A stock screener usually shows only the companies that still exist today, which means every firm that was delisted, merged, or went bankrupt has silently dropped out of the list. Because the failures are missing, historical averages, win rates, and backtests look better than the market ever actually delivered. To read a screener honestly you have to remember the companies that are no longer there.
Key takeaways
- Survivorship bias is the distortion caused by studying only the survivors and ignoring the companies that dropped out.
- Delisted, merged, and bankrupt firms disappear from most screeners, so the visible universe is healthier than the real one was.
- Historical averages and backtests are inflated because the worst outcomes were removed before you ever saw the data.
- A point-in-time universe reconstructs which companies actually existed on a past date, which is the honest basis for any study of history.
- The fix is not a better filter but an awareness of what the list cannot show you.

What is survivorship bias in plain terms?
Survivorship bias is the error you make when you study only the things that survived and forget the ones that did not. The classic version comes from aircraft that returned from missions covered in bullet holes: reinforcing the parts that were hit would have been a mistake, because the planes hit in other places never came back to be counted at all.
In investing, the survivors are the companies still listed today. When you open a stock screener, you almost always see the current universe: the firms that exist right now. Every company that was delisted, absorbed in a merger, or wound up in bankruptcy has quietly left the list. You are studying the planes that came back.
How do failed companies drop out of a screener?
A company leaves the visible universe through several ordinary routes. It can be delisted for failing to meet exchange requirements, it can be acquired and cease to exist as a separate name, or it can collapse and be removed entirely. On the NSE and BSE, names disappear this way year after year, and a screener built from today's listed securities simply will not contain them.
The result is a list that is quietly curated by outcome. The companies that failed are not marked as failures, they are just absent. Because nothing on the screen tells you they are missing, it is easy to treat the surviving list as if it were the whole market, when it is really the market with its worst outcomes deleted.
Compare companies that trade today on Artha Terminal, with clear framing that the list reflects the current universe.
Why does this inflate historical averages?
Imagine the market a decade ago contained a hundred companies, and today seventy of them still trade while thirty were delisted, merged away, or went bankrupt. A screener that computes the ten-year average return over "these companies" is averaging over the seventy survivors, not the original hundred. The thirty worst stories were removed before the average was ever taken.
This is why backtested strategies so often look stronger on paper than in reality. A rule tested only on companies that survived to today has an unfair advantage: it never had to hold the ones that went to zero. The same distortion inflates CAGR figures, dividend track records, and "companies that grew earnings every year" lists. The averages are not lies, but they answer a different question than the one you think you asked.
What is a point-in-time universe and why does it fix this?
The honest way to study history is to reconstruct the universe as it actually existed on each past date, including the companies that later disappeared. This is called a point-in-time universe. A study run on it holds the firms you really could have owned then, failures included, so its averages reflect the outcomes an investor actually faced.
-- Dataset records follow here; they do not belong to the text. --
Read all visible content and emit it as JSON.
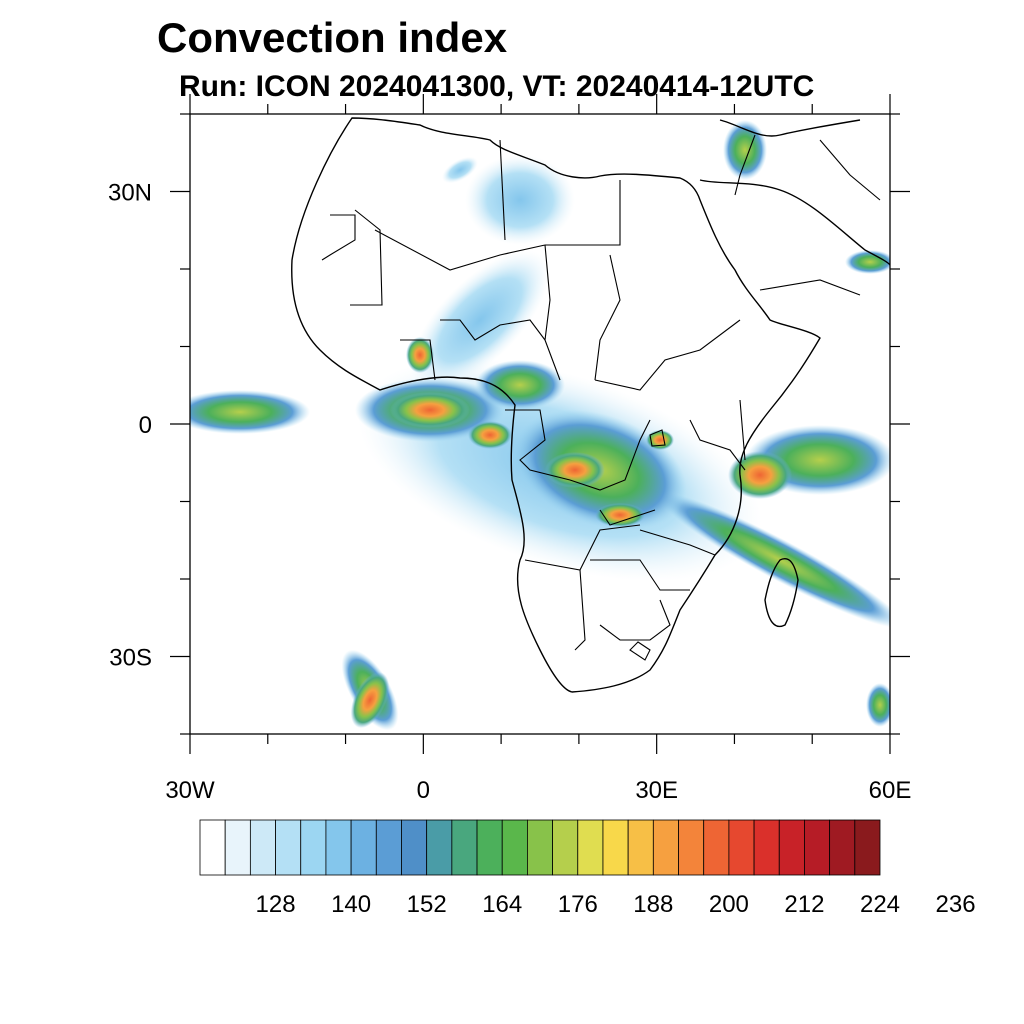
{
  "title": "Convection index",
  "subtitle": "Run: ICON 2024041300,  VT: 20240414-12UTC",
  "map": {
    "lon_range": [
      -30,
      60
    ],
    "lat_range": [
      -40,
      40
    ],
    "x_ticks": [
      {
        "lon": -30,
        "label": "30W"
      },
      {
        "lon": 0,
        "label": "0"
      },
      {
        "lon": 30,
        "label": "30E"
      },
      {
        "lon": 60,
        "label": "60E"
      }
    ],
    "y_ticks": [
      {
        "lat": 30,
        "label": "30N"
      },
      {
        "lat": 0,
        "label": "0"
      },
      {
        "lat": -30,
        "label": "30S"
      }
    ]
  },
  "colorbar": {
    "colors": [
      "#ffffff",
      "#e8f4fb",
      "#cde9f7",
      "#b4e0f5",
      "#9cd6f2",
      "#84c6ec",
      "#6cb1e2",
      "#5b9dd5",
      "#4f8fc8",
      "#4a9ca7",
      "#49a77e",
      "#4cb05b",
      "#5ab74b",
      "#88c24a",
      "#b5cf4c",
      "#e0dd50",
      "#f8d84a",
      "#f7bf46",
      "#f6a040",
      "#f3843a",
      "#ee6534",
      "#e6482f",
      "#da302b",
      "#c82228",
      "#b61c26",
      "#9f1a22",
      "#8a1a1d"
    ],
    "labels": [
      "128",
      "140",
      "152",
      "164",
      "176",
      "188",
      "200",
      "212",
      "224",
      "236"
    ]
  }
}
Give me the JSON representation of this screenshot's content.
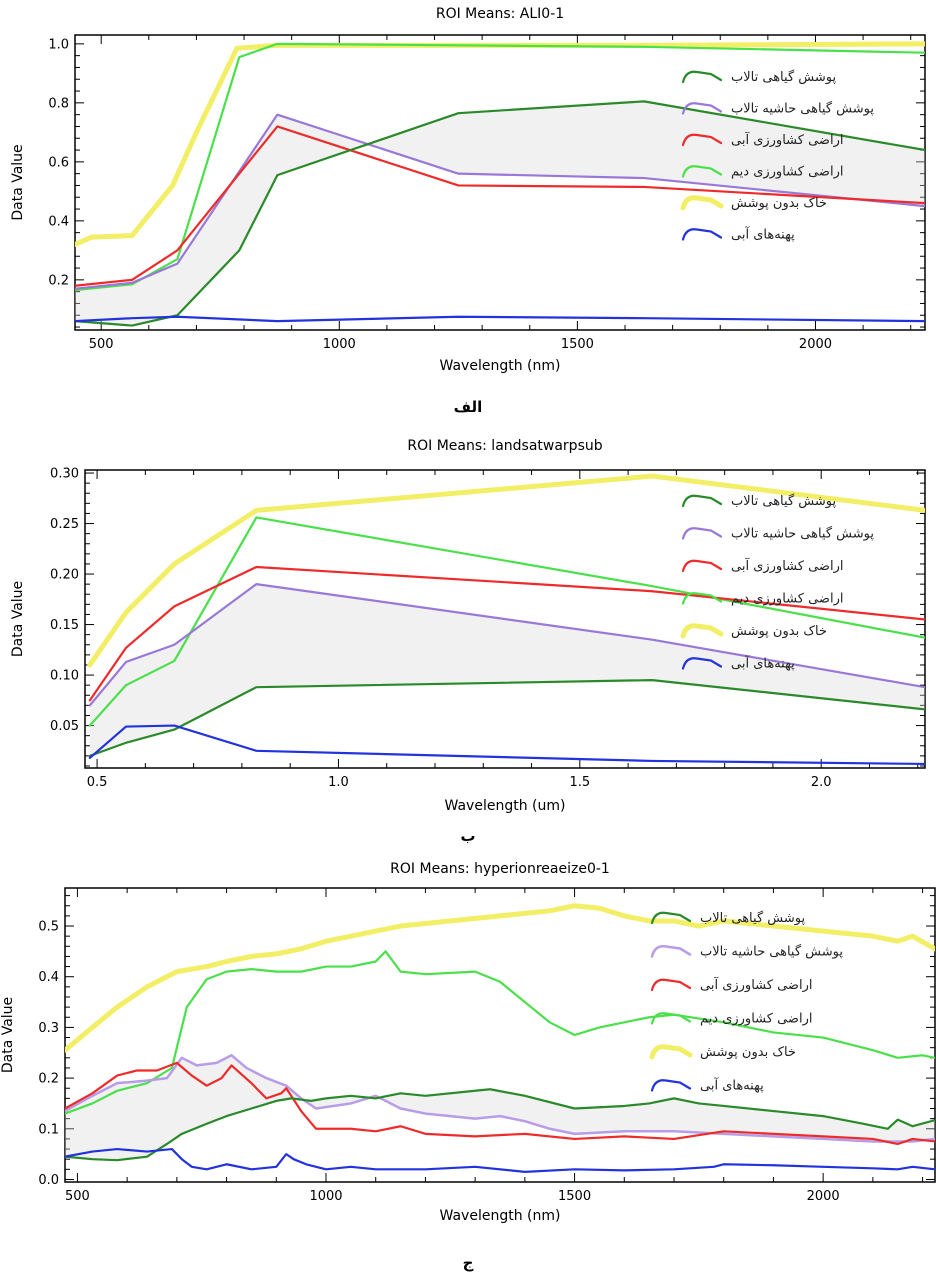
{
  "captions": [
    "الف",
    "ب",
    "ج"
  ],
  "chart_data": [
    {
      "type": "line",
      "title": "ROI Means: ALI0-1",
      "xlabel": "Wavelength (nm)",
      "ylabel": "Data Value",
      "xlim": [
        445,
        2230
      ],
      "ylim": [
        0.03,
        1.03
      ],
      "xticks": [
        500,
        1000,
        1500,
        2000
      ],
      "yticks": [
        0.2,
        0.4,
        0.6,
        0.8,
        1.0
      ],
      "ytick_labels": [
        "0.2",
        "0.4",
        "0.6",
        "0.8",
        "1.0"
      ],
      "legend_position": "right",
      "series": [
        {
          "name": "پوشش گیاهی تالاب",
          "color": "#2a8a2a",
          "width": 2.2,
          "x": [
            445,
            565,
            660,
            790,
            870,
            1250,
            1640,
            2230
          ],
          "y": [
            0.06,
            0.045,
            0.08,
            0.3,
            0.555,
            0.765,
            0.805,
            0.64
          ]
        },
        {
          "name": "پوشش گیاهی حاشیه تالاب",
          "color": "#9a78d8",
          "width": 2.2,
          "x": [
            445,
            565,
            660,
            870,
            1250,
            1640,
            2230
          ],
          "y": [
            0.17,
            0.19,
            0.255,
            0.76,
            0.56,
            0.545,
            0.45
          ]
        },
        {
          "name": "اراضی کشاورزی آبی",
          "color": "#ee2b2b",
          "width": 2.2,
          "x": [
            445,
            565,
            660,
            870,
            1250,
            1640,
            2230
          ],
          "y": [
            0.18,
            0.2,
            0.3,
            0.72,
            0.52,
            0.515,
            0.46
          ]
        },
        {
          "name": "اراضی کشاورزی دیم",
          "color": "#4ae04a",
          "width": 2.2,
          "x": [
            445,
            565,
            660,
            790,
            870,
            1250,
            1640,
            2230
          ],
          "y": [
            0.165,
            0.185,
            0.27,
            0.955,
            1.0,
            0.995,
            0.99,
            0.97
          ]
        },
        {
          "name": "خاک بدون پوشش",
          "color": "#f2ee66",
          "width": 5,
          "x": [
            445,
            480,
            565,
            650,
            700,
            785,
            870,
            1250,
            1640,
            2230
          ],
          "y": [
            0.32,
            0.345,
            0.35,
            0.52,
            0.7,
            0.985,
            0.995,
            0.995,
            0.995,
            1.0
          ]
        },
        {
          "name": "پهنه‌های آبی",
          "color": "#2233dd",
          "width": 2.2,
          "x": [
            445,
            565,
            660,
            870,
            1250,
            1640,
            2230
          ],
          "y": [
            0.06,
            0.07,
            0.075,
            0.06,
            0.075,
            0.07,
            0.06
          ]
        }
      ]
    },
    {
      "type": "line",
      "title": "ROI Means: landsatwarpsub",
      "xlabel": "Wavelength (um)",
      "ylabel": "Data Value",
      "xlim": [
        0.475,
        2.215
      ],
      "ylim": [
        0.008,
        0.303
      ],
      "xticks": [
        0.5,
        1.0,
        1.5,
        2.0
      ],
      "xtick_labels": [
        "0.5",
        "1.0",
        "1.5",
        "2.0"
      ],
      "yticks": [
        0.05,
        0.1,
        0.15,
        0.2,
        0.25,
        0.3
      ],
      "ytick_labels": [
        "0.05",
        "0.10",
        "0.15",
        "0.20",
        "0.25",
        "0.30"
      ],
      "legend_position": "right",
      "series": [
        {
          "name": "پوشش گیاهی تالاب",
          "color": "#2a8a2a",
          "width": 2.2,
          "x": [
            0.485,
            0.56,
            0.66,
            0.83,
            1.65,
            2.215
          ],
          "y": [
            0.02,
            0.033,
            0.046,
            0.088,
            0.095,
            0.066
          ]
        },
        {
          "name": "پوشش گیاهی حاشیه تالاب",
          "color": "#9a78d8",
          "width": 2.2,
          "x": [
            0.485,
            0.56,
            0.66,
            0.83,
            1.65,
            2.215
          ],
          "y": [
            0.07,
            0.113,
            0.13,
            0.19,
            0.135,
            0.088
          ]
        },
        {
          "name": "اراضی کشاورزی آبی",
          "color": "#ee2b2b",
          "width": 2.2,
          "x": [
            0.485,
            0.56,
            0.66,
            0.83,
            1.65,
            2.215
          ],
          "y": [
            0.075,
            0.127,
            0.168,
            0.207,
            0.183,
            0.155
          ]
        },
        {
          "name": "اراضی کشاورزی دیم",
          "color": "#4ae04a",
          "width": 2.2,
          "x": [
            0.485,
            0.56,
            0.66,
            0.83,
            1.65,
            2.215
          ],
          "y": [
            0.05,
            0.09,
            0.114,
            0.256,
            0.188,
            0.137
          ]
        },
        {
          "name": "خاک بدون پوشش",
          "color": "#f2ee66",
          "width": 5,
          "x": [
            0.485,
            0.56,
            0.66,
            0.83,
            1.65,
            2.215
          ],
          "y": [
            0.11,
            0.162,
            0.21,
            0.263,
            0.297,
            0.263
          ]
        },
        {
          "name": "پهنه‌های آبی",
          "color": "#2233dd",
          "width": 2.2,
          "x": [
            0.485,
            0.56,
            0.66,
            0.83,
            1.65,
            2.215
          ],
          "y": [
            0.018,
            0.049,
            0.05,
            0.025,
            0.015,
            0.012
          ]
        }
      ]
    },
    {
      "type": "line",
      "title": "ROI Means: hyperionreaeize0-1",
      "xlabel": "Wavelength (nm)",
      "ylabel": "Data Value",
      "xlim": [
        475,
        2225
      ],
      "ylim": [
        -0.005,
        0.575
      ],
      "xticks": [
        500,
        1000,
        1500,
        2000
      ],
      "yticks": [
        0.0,
        0.1,
        0.2,
        0.3,
        0.4,
        0.5
      ],
      "ytick_labels": [
        "0.0",
        "0.1",
        "0.2",
        "0.3",
        "0.4",
        "0.5"
      ],
      "legend_position": "right",
      "series": [
        {
          "name": "پوشش گیاهی تالاب",
          "color": "#2a8a2a",
          "width": 2.2,
          "x": [
            475,
            530,
            580,
            640,
            680,
            710,
            760,
            800,
            850,
            900,
            930,
            970,
            1000,
            1050,
            1100,
            1150,
            1200,
            1300,
            1330,
            1400,
            1500,
            1600,
            1650,
            1700,
            1750,
            1800,
            1900,
            2000,
            2080,
            2130,
            2150,
            2180,
            2225
          ],
          "y": [
            0.045,
            0.04,
            0.038,
            0.045,
            0.07,
            0.09,
            0.11,
            0.125,
            0.14,
            0.155,
            0.16,
            0.155,
            0.16,
            0.165,
            0.16,
            0.17,
            0.165,
            0.175,
            0.178,
            0.165,
            0.14,
            0.145,
            0.15,
            0.16,
            0.15,
            0.145,
            0.135,
            0.125,
            0.11,
            0.1,
            0.118,
            0.105,
            0.117
          ]
        },
        {
          "name": "پوشش گیاهی حاشیه تالاب",
          "color": "#b89ce8",
          "width": 2.5,
          "x": [
            475,
            530,
            580,
            640,
            680,
            710,
            740,
            780,
            810,
            840,
            880,
            920,
            950,
            980,
            1050,
            1100,
            1150,
            1200,
            1250,
            1300,
            1350,
            1400,
            1450,
            1500,
            1600,
            1700,
            1800,
            1900,
            2000,
            2100,
            2180,
            2225
          ],
          "y": [
            0.135,
            0.165,
            0.19,
            0.195,
            0.2,
            0.24,
            0.225,
            0.23,
            0.245,
            0.22,
            0.2,
            0.185,
            0.16,
            0.14,
            0.15,
            0.165,
            0.14,
            0.13,
            0.125,
            0.12,
            0.125,
            0.115,
            0.1,
            0.09,
            0.095,
            0.095,
            0.09,
            0.085,
            0.08,
            0.075,
            0.075,
            0.08
          ]
        },
        {
          "name": "اراضی کشاورزی آبی",
          "color": "#ee2b2b",
          "width": 2.2,
          "x": [
            475,
            530,
            580,
            620,
            660,
            700,
            730,
            760,
            790,
            810,
            850,
            880,
            910,
            920,
            950,
            980,
            1050,
            1100,
            1150,
            1200,
            1300,
            1400,
            1500,
            1600,
            1700,
            1800,
            1900,
            2000,
            2100,
            2150,
            2180,
            2225
          ],
          "y": [
            0.14,
            0.17,
            0.205,
            0.215,
            0.215,
            0.23,
            0.205,
            0.185,
            0.2,
            0.225,
            0.19,
            0.16,
            0.17,
            0.18,
            0.135,
            0.1,
            0.1,
            0.095,
            0.105,
            0.09,
            0.085,
            0.09,
            0.08,
            0.085,
            0.08,
            0.095,
            0.09,
            0.085,
            0.08,
            0.07,
            0.08,
            0.075
          ]
        },
        {
          "name": "اراضی کشاورزی دیم",
          "color": "#4ae04a",
          "width": 2.2,
          "x": [
            475,
            530,
            580,
            640,
            690,
            720,
            760,
            800,
            850,
            900,
            950,
            1000,
            1050,
            1100,
            1120,
            1150,
            1200,
            1300,
            1350,
            1400,
            1450,
            1500,
            1550,
            1600,
            1650,
            1700,
            1800,
            1900,
            2000,
            2100,
            2150,
            2200,
            2225
          ],
          "y": [
            0.13,
            0.15,
            0.175,
            0.19,
            0.22,
            0.34,
            0.395,
            0.41,
            0.415,
            0.41,
            0.41,
            0.42,
            0.42,
            0.43,
            0.45,
            0.41,
            0.405,
            0.41,
            0.39,
            0.35,
            0.31,
            0.285,
            0.3,
            0.31,
            0.32,
            0.325,
            0.31,
            0.29,
            0.28,
            0.255,
            0.24,
            0.245,
            0.24
          ]
        },
        {
          "name": "خاک بدون پوشش",
          "color": "#f2ee66",
          "width": 5,
          "x": [
            475,
            530,
            580,
            640,
            700,
            760,
            800,
            850,
            900,
            950,
            1000,
            1050,
            1100,
            1150,
            1200,
            1250,
            1300,
            1350,
            1400,
            1450,
            1500,
            1550,
            1600,
            1650,
            1700,
            1750,
            1800,
            1900,
            2000,
            2100,
            2150,
            2180,
            2225
          ],
          "y": [
            0.255,
            0.3,
            0.34,
            0.38,
            0.41,
            0.42,
            0.43,
            0.44,
            0.445,
            0.455,
            0.47,
            0.48,
            0.49,
            0.5,
            0.505,
            0.51,
            0.515,
            0.52,
            0.525,
            0.53,
            0.54,
            0.535,
            0.52,
            0.51,
            0.51,
            0.5,
            0.51,
            0.5,
            0.49,
            0.48,
            0.47,
            0.48,
            0.455
          ]
        },
        {
          "name": "پهنه‌های آبی",
          "color": "#2233dd",
          "width": 2.2,
          "x": [
            475,
            530,
            580,
            640,
            690,
            710,
            730,
            760,
            800,
            850,
            900,
            920,
            935,
            960,
            1000,
            1050,
            1100,
            1200,
            1300,
            1400,
            1500,
            1600,
            1700,
            1780,
            1800,
            1900,
            2000,
            2100,
            2150,
            2180,
            2225
          ],
          "y": [
            0.045,
            0.055,
            0.06,
            0.055,
            0.06,
            0.04,
            0.025,
            0.02,
            0.03,
            0.02,
            0.025,
            0.05,
            0.04,
            0.03,
            0.02,
            0.025,
            0.02,
            0.02,
            0.025,
            0.015,
            0.02,
            0.018,
            0.02,
            0.025,
            0.03,
            0.028,
            0.025,
            0.022,
            0.02,
            0.025,
            0.02
          ]
        }
      ]
    }
  ]
}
Building this correctly is demanding, because it requires knowing which companies were listed on each historical date and what happened to the ones that left. That is the same discipline described in Point-in-time data, and it is why serious historical work insists on it. When a dataset cannot tell you what its universe looked like in the past, its long-run averages should be read with caution.
How should you read a screener knowing all this?
The goal is not to distrust screeners but to read them for what they are: a snapshot of the companies that exist now, useful for finding and comparing them today. A screener is a good tool for filtering the present. It is a poor tool for claiming what the average company "historically" returned, because the historical losers are not in it.
Treat any average, ranking, or backtest that leans on history with the question "which companies fell out before this was calculated". Pair the screen with a check of the underlying figures, as covered in Reliable vs unreliable data, so you are not compounding a coverage gap with an accuracy gap.
On Artha Terminal, the screener is built for comparing companies that trade today, and the wiki is explicit that its filters describe the current universe rather than a survivorship-free history, so you know exactly what the list can and cannot tell you.